Epilepsy & Brain Waves
What is Epilepsy?
Epilepsy is a complex medical condition that produces seizures. A seizure is a disturbance of the electrical activity in the brain that affects the central nervous system, which may affect some body functions.
The foundation for the diagnosis of epilepsy is two or more unprovoked seizures at any time during a person’s life. The seizures in epilepsy are unprovoked, meaning they are not caused by any other condition or situation.
Examples of conditions or situations that could cause seizures that are not considered epilepsy include: having a high fever, drug or alcohol abuse, serious infection.
Epilepsy vs Seizure
A seizure is a single event.
A person is considered to have epilepsy if he or she has two or more unprovoked seizures.
Anatomy of the Brain
The cerebrum is divided into two hemispheres. The left hemisphere controls the right side of the body and the right hemisphere controls the left side of the body. Aside from the hemispheres, the cerebrum is also broken up into four lobes – Frontal, Temporal, Parietal, and Occipital (as shown below). Each of these lobes perform very distinct functions for the body.
Risk Factors Include:
The fastest growing populations with epilepsy are people under the age of 2 and over the age of 65
People with a family history of epilepsy are at a greater risk to develop the condition
Very high fevers can put people at a greater risk of developing epilepsy
Brain infections, tumors, traumatic brain injury and dementia increase the risk of developing epilepsy
Common Seizure Triggers
These triggers generally do not cause seizures in the normal population. However, people affected by epileptic seizures may recognize certain situations that may bring about the onset of a seizure.
• Fevers or other illnesses
• Photosensitivity – flashing bright lights or patterns
• Heavy alcohol or drug use
• Missing medication doses
• Low blood sugar levels, high potassium levels, or excessive caffeine
• Allergic reaction to certain medication
• Lack of sleep
• Hormonal changes (in women)
Possible Signs of Seizures in Children
It is important to notice any abnormal behaviors in your child, record these disturbances, and discuss them with your doctor for a more accurate diagnosis.

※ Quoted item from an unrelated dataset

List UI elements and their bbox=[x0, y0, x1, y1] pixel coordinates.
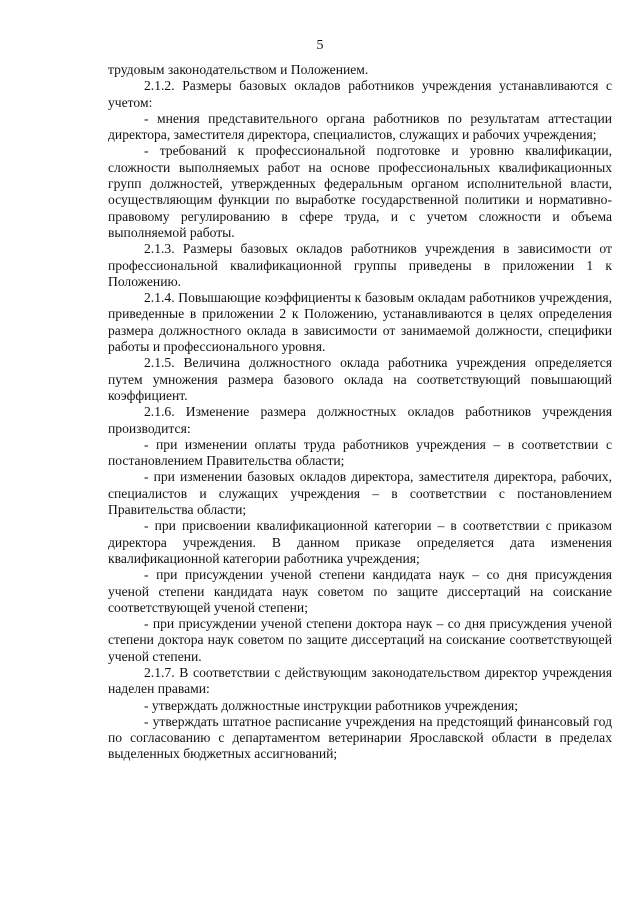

• Child suddenly stops what he or she is doing
• Muscles stiffen or spasm
• Sudden loss of tone; child goes limp and falls to the ground
• One or more brief jerks, either one side of the body or both
• Child becomes rigid
• Teeth clenched
• Brief loss of consciousness
• Unresponsiveness for a few seconds
Classifications of Seizures
Classifications of Seizures
Seizures are divided into two categories: partial or generalized. Each seizure type has different classifications depending on the person’s actions during the seizure.
Diagnosing & Testing
Physicians will typically utilize these tests to effectively diagnose a patient who might have epilepsy.
• Clinical evaluation
• General lab testing
• Neurophysiologic studies (e.g., EEG)
• Neuroimaging (e.g., MRI, PET, SPECT)
• Other special tests
What is EEG testing?
An electroencephalogram (EEG) is a method to record the electrical activity of the brain using electrodes on the surface of the head. Brain waves have characteristic patterns depending on state of arousal. Seizures are caused by a disturbance in brain activity – which simply means that the normal activity of the brain (and therefore the normal EEG reading) is suddenly interrupted and abnormal activity appears.
A computerized tomography (CT) scan uses low-dose xrays to “see” the brain on a computer monitor. CT scans are useful to see if a seizure cause needs to be treated surgically and right away.
Pharmacologic treatment The foundation to epilepsy treatment is finding the proper anti-epileptic drugs (AEDs). Once identified, daily adherence to the treatment plan is key. These medications work on different targets in the brain to prevent seizures. There are over 20 different types of medications physicians can use to treat epilepsy.
Non-pharmacologic treatment Some physicians might choose to utilize one of these common forms of treatment, depending on the type of seizures that a patient experiences:
• Vagus nerve stimulator (VNS)
• Ketogenic diet
If you miss a dose or take medicine irregularly, you are at higher risk for having a seizure.
Set a daily reminder on your cell phone or computer to take your medicine
MYTH You can swallow your tongue during a seizure.
REALITY It is physically impossible to swallow your tongue. Additionally, never place an object in a person’s mouth during a seizure. It may injure the teeth or gums or block the airway.
MYTH You should restrain someone having a seizure.
REALITY NEVER restrain a person having a seizure. It will run its course. You may roll the person on his or her side and place something soft behind the head to prevent injury.
MYTH People with epilepsy are disabled.
REALITY Most people with epilepsy can live normal lives. With the proper treatment, their seizures can be managed or reduced. Only certain cases need special care that limits work or driving.
MYTH Only kids have epilepsy.
REALITY Epilepsy can occur at any age, and especially over the age of 60 if the person has other health problems like dementia or stroke.
MYTH If you have had a seizure, then you have epilepsy.
REALITY One seizure does not mean you have epilepsy. You need two or more unprovoked seizures to be diagnosed with epilepsy.